Individuals whose Social Security numbers were included in the database report will be contacted directly and the hospital will provide two years of free credit monitoring services.
The hospitals now also say they have reviewed information about data stolen from Hôtel-Dieu Grace Healthcare in Windsor.
“Unfortunately, HDGH can confirm the theft of an employee database report containing information on approximately 1,396 individuals employed by HDGH as of November 4, 2022, and some former employees,” the hospitals said in a statement.
Employee data includes names, social security numbers, and base salaries. The theft does not appear to involve professional staff or volunteers, and no banking information was stolen.
The hospital had previously said some employee data had been stolen, but no social security numbers were taken.
The hospital offers two years of on-site credit monitoring to current employees, and for former employees who have not signed up in person, the hospital will send a letter in the mail.
According to the statement, the three other hospitals affected by the Oct. 23 cyberattack — Erie Shores HealthCare, Chatham-Kent Health Alliance and Windsor Regional Hospital — had no further updates to share. In a previous update on stolen data, the hospitals said Social Security numbers were stolen from more than 1,400 patients at Chatham-Kent Health Alliance.
The hospitals say some of the information obtained in the hack was posted online after they refused to pay a ransom.
Sharon Polsky is the president of the Privacy and Access Coalition of Canada, the governing body for professionals working in privacy and data protection.

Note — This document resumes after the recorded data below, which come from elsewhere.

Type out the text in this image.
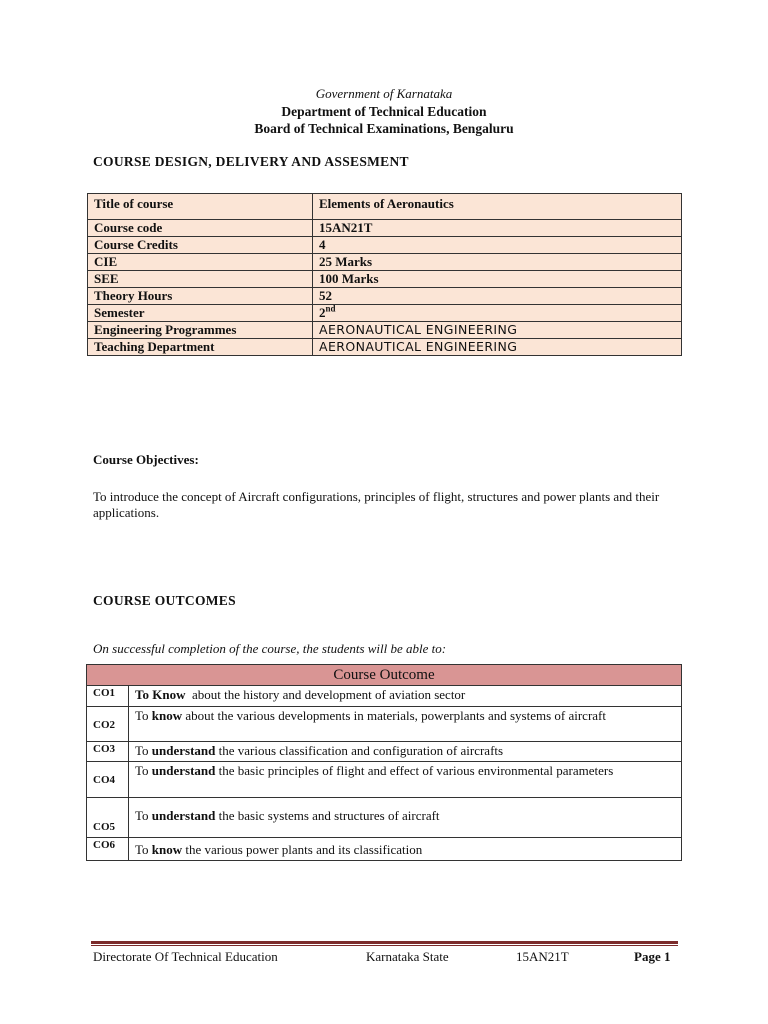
Government of Karnataka
Department of Technical Education
Board of Technical Examinations, Bengaluru
COURSE DESIGN, DELIVERY AND ASSESMENT
Title of course	Elements of Aeronautics
Course code	15AN21T
Course Credits	4
CIE	25 Marks
SEE	100 Marks
Theory Hours	52
Semester	2nd
Engineering Programmes	AERONAUTICAL ENGINEERING
Teaching Department	AERONAUTICAL ENGINEERING
Course Objectives:
To introduce the concept of Aircraft configurations, principles of flight, structures and power plants and their applications.
COURSE OUTCOMES
On successful completion of the course, the students will be able to:
Course Outcome	
CO1	To Know  about the history and development of aviation sector
CO2	To know about the various developments in materials, powerplants and systems of aircraft
CO3	To understand the various classification and configuration of aircrafts
CO4	To understand the basic principles of flight and effect of various environmental parameters
CO5	To understand the basic systems and structures of aircraft
CO6	To know the various power plants and its classification
Directorate Of Technical Education	Karnataka State	15AN21T	Page 1
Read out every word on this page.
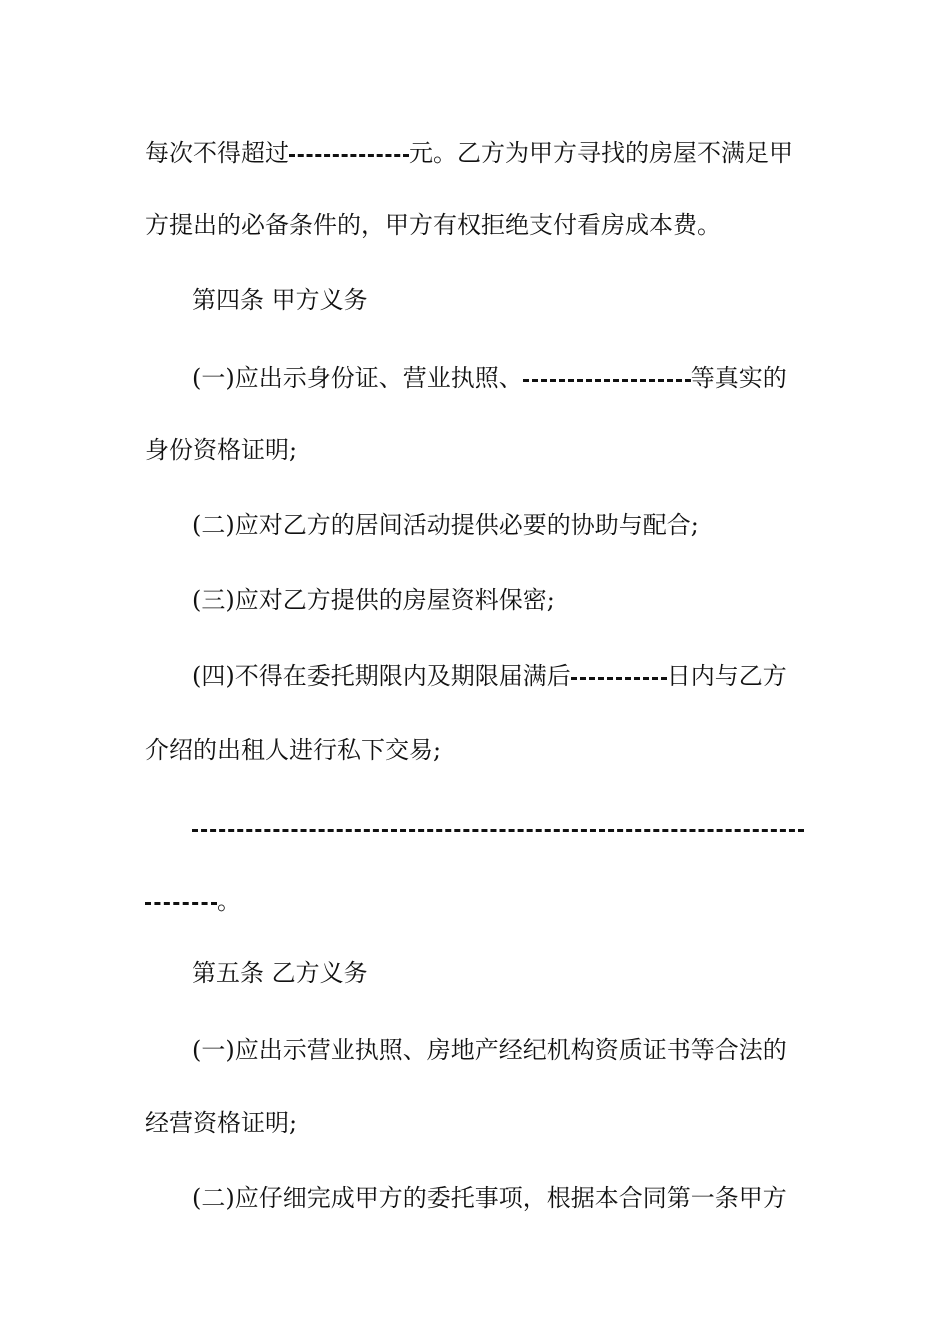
每次不得超过	元。乙方为甲方寻找的房屋不满足甲
方提出的必备条件的，甲方有权拒绝支付看房成本费。
第四条 甲方义务
(一)应出示身份证、营业执照、	等真实的
身份资格证明;
(二)应对乙方的居间活动提供必要的协助与配合;
(三)应对乙方提供的房屋资料保密;
(四)不得在委托期限内及期限届满后	日内与乙方
介绍的出租人进行私下交易;
。
第五条 乙方义务
(一)应出示营业执照、房地产经纪机构资质证书等合法的
经营资格证明;
(二)应仔细完成甲方的委托事项，根据本合同第一条甲方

He questions why patient information was kept in an accessible database for 30 years.
The implications are broad: Polsky said she would also be concerned about recently born people, whose data may be compromised but not discovered until much, much later, such as when they apply for their first credit card.
“I will have questions. Why are social security numbers collected from patients? Maybe there is a valid reason. I can’t think of one… I certainly would have questioned it if I had gone to the hospital and they asked me for my social security number “.

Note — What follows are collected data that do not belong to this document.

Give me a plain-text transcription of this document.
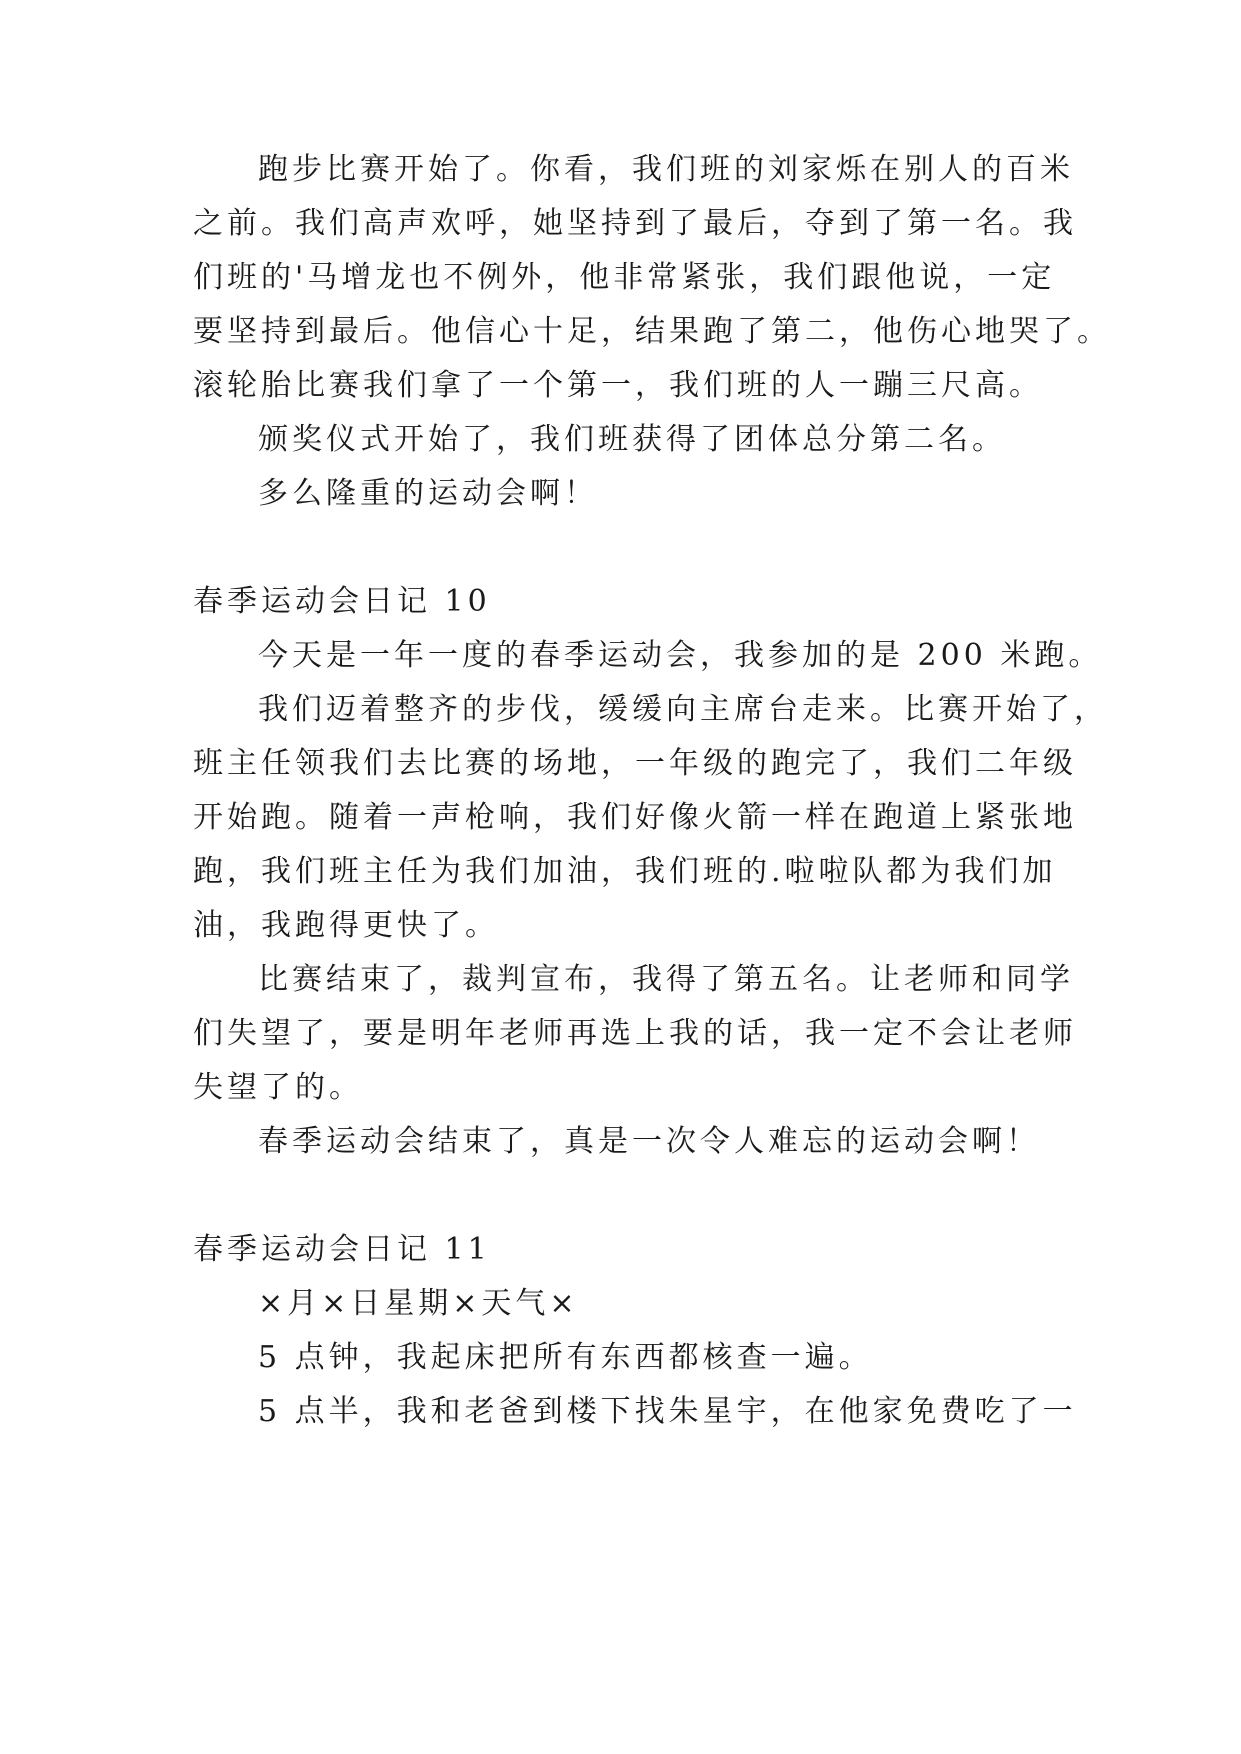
跑步比赛开始了。你看，我们班的刘家烁在别人的百米
之前。我们高声欢呼，她坚持到了最后，夺到了第一名。我
们班的'马增龙也不例外，他非常紧张，我们跟他说，一定
要坚持到最后。他信心十足，结果跑了第二，他伤心地哭了。
滚轮胎比赛我们拿了一个第一，我们班的人一蹦三尺高。
颁奖仪式开始了，我们班获得了团体总分第二名。
多么隆重的运动会啊！
春季运动会日记 10
今天是一年一度的春季运动会，我参加的是 200 米跑。
我们迈着整齐的步伐，缓缓向主席台走来。比赛开始了，
班主任领我们去比赛的场地，一年级的跑完了，我们二年级
开始跑。随着一声枪响，我们好像火箭一样在跑道上紧张地
跑，我们班主任为我们加油，我们班的.啦啦队都为我们加
油，我跑得更快了。
比赛结束了，裁判宣布，我得了第五名。让老师和同学
们失望了，要是明年老师再选上我的话，我一定不会让老师
失望了的。
春季运动会结束了，真是一次令人难忘的运动会啊！
春季运动会日记 11
×月×日星期×天气×
5 点钟，我起床把所有东西都核查一遍。
5 点半，我和老爸到楼下找朱星宇，在他家免费吃了一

Polsky says he would like to see organizations mandated to report information breaches, such as cyberattacks, in a publicly accessible database.
“Our view is that that would give people, who must give informed consent before the organization collects their information, the ability to make an informed decision,” he said.
“If I can find out that Hospital A has never reported a breach, Hospital B next door has reported one, two, 10 breaches in a month or a year, a decade, then I can make a more informed decision about where to take my business, whether it’s a hospital or the store.”
The hospitals said they reported the findings to Ontario’s Information and Privacy Commissioner and said “those affected have the right to file a complaint with the Ontario Information and Privacy Commissioner.”
A patient cybersecurity hotline has also been established for patient questions. He can be reached from 8 am to 11 pm Monday through Friday at 519-437-6212.”